This story of young love and innocence will transport you into the imaginative world of teenage Daisy (Claire Danes) as she falls in love with her classmate Ethan (Jude Law).
This romance story does not begin like most, as Daisy is still very much an innocent young girl among her more sexually aware peers. She appears in the movie as an only child and lacking some of the more "normal" social graces that would guide her behavior to be far less entertaining to the audience. Daisy is much like Alice, from Alice in Wonderland, and remains enthralled by idealistic romanticism throughout the film.
Daisy pours her heart into poetry, is open and honest when in conversation, and feels everything so deeply that her sentimentality and depth is often perceived as a ferocity that is intimidating to others.
However her sweet persona, childlike nature, and Claire Dane's utter charm makes this character a fascinating and intriguing female lead.
After stalking her crush, Ethan, for weeks watching as he comes for a morning run each morning out of his building, she then writes a poem and reads it to the class admitting secretly that she has been stalking him. He knows this, however, finds her intriguing and takes this opportunity as the window to speak with her and ask her out on a date.
Daisy, is the epitome of a hopeless romantic. Her young innocence provides her with idealistic views of love and romance, but she is also so terrified of stepping out of her comfort zone to allow a relationship with Ethan to occur. However, Ethan's persistence and her infallible crush on him results in their romance.
Throughout the story line we see a girl in a young woman's body who is struggling to escape the imaginary world of books and stories to properly assimilate into reality.
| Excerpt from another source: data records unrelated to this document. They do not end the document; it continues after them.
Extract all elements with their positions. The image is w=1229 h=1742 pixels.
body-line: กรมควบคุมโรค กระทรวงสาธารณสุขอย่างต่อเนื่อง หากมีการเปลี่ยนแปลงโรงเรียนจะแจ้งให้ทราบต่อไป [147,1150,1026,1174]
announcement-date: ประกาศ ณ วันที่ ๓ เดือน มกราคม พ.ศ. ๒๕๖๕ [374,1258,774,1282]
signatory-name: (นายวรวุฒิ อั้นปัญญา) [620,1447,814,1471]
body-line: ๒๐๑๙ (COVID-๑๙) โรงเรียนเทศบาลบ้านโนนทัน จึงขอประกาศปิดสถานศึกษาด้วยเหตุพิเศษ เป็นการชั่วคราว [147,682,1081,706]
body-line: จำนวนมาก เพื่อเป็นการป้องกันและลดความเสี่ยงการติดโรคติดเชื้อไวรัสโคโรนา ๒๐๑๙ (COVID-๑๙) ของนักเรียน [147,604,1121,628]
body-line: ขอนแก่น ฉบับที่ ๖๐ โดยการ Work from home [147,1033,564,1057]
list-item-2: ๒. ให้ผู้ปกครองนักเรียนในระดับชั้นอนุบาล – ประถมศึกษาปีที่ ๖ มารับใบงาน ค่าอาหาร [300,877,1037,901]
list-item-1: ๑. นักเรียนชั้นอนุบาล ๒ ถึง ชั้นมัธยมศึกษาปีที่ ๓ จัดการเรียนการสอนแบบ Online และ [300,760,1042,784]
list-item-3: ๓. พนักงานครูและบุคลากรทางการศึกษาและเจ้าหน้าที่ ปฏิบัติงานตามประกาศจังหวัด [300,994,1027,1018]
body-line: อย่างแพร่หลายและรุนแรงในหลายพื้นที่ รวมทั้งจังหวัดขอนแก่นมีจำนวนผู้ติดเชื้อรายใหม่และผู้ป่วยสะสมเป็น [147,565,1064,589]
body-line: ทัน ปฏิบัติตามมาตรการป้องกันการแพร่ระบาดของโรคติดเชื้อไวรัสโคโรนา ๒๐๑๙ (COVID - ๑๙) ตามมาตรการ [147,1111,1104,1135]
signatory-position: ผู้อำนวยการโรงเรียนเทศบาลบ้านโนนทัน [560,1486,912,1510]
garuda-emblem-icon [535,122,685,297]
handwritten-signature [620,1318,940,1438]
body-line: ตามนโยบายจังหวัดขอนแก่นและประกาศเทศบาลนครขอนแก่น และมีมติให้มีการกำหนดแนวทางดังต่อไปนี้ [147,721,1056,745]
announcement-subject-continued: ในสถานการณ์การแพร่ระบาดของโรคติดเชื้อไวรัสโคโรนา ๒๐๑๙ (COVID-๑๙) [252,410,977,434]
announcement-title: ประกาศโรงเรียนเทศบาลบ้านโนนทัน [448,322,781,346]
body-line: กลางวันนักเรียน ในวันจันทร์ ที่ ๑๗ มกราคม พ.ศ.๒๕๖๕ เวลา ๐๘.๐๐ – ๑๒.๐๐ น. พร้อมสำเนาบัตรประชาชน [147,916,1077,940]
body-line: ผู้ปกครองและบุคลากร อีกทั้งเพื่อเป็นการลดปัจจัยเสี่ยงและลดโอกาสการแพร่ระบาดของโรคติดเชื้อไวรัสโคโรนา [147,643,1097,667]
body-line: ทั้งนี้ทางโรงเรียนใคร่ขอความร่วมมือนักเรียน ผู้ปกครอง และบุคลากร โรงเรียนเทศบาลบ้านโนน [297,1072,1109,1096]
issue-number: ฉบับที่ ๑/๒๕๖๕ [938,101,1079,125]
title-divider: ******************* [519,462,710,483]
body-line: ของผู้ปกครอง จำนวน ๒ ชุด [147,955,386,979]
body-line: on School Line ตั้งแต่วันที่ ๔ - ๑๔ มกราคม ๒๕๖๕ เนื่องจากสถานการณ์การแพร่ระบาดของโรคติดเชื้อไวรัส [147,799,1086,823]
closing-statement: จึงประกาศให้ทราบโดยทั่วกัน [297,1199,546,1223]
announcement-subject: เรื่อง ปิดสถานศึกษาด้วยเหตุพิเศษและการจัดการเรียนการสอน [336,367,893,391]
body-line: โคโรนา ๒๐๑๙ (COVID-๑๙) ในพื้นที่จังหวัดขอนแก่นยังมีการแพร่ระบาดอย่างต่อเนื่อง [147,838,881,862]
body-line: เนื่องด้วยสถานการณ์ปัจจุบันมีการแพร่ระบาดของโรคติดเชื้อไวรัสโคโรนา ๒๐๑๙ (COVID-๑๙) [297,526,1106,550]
She is a captivating figure and is like Alice, in Alice in Wonderland, because she seems perpetually is trapped in her own imaginative world that is sabotaging her social and relational success.
Though I value her imagination and her unhindered passion, her disassociation from reality makes it difficult for her to relate, connect and understand others outside of books in a mature way that enables her to put her emotions aside to understand and connect to another's.
The setting of the story presides in beautiful gardens, fields, shabby chic styled homes, classic diners, and preparatory schools. The flowers surrounding the film's setting (whenever Daisy is not with Ethan) often reflect the beauty in Daisy's innocence and her whimsical story line. She is drawn to dancing in fountains, lying in fields, and riding on carousels and continues to be drawn to childlike attractions throughout the film; never to develop or mature beyond this state of childish nature.
It is while riding the carousel with Daisy, that Ethan realizes that this dream like state she forces herself and everyone else around her to assimilate to, is unhealthy and too "intense" for him. She was not willing to change and adapt to "normality" and put childish dreams and fantasies aside to grow into a less sensitive and more adult version of herself. The charm of her youth and timidity dissolved as Ethan realized that her desire for living in a "dream" far outweighed her desire to live and experience that real world as it was happening with him.
The only explanation to this phenomena is that Daisy was an only child; thus creating an isolating environment that stunted her social growth. On the other hand, Daisy may have had some mild form of psychological disorder (as was hinted to multiple times throughout the film.)
Never the less, this film has topped my list of top 15 movies for its unfailing romanticism prevailing throughout the setting, apparel, story line, and character development of the film as Daisy tests out the fate of love amidst her glorified innocence.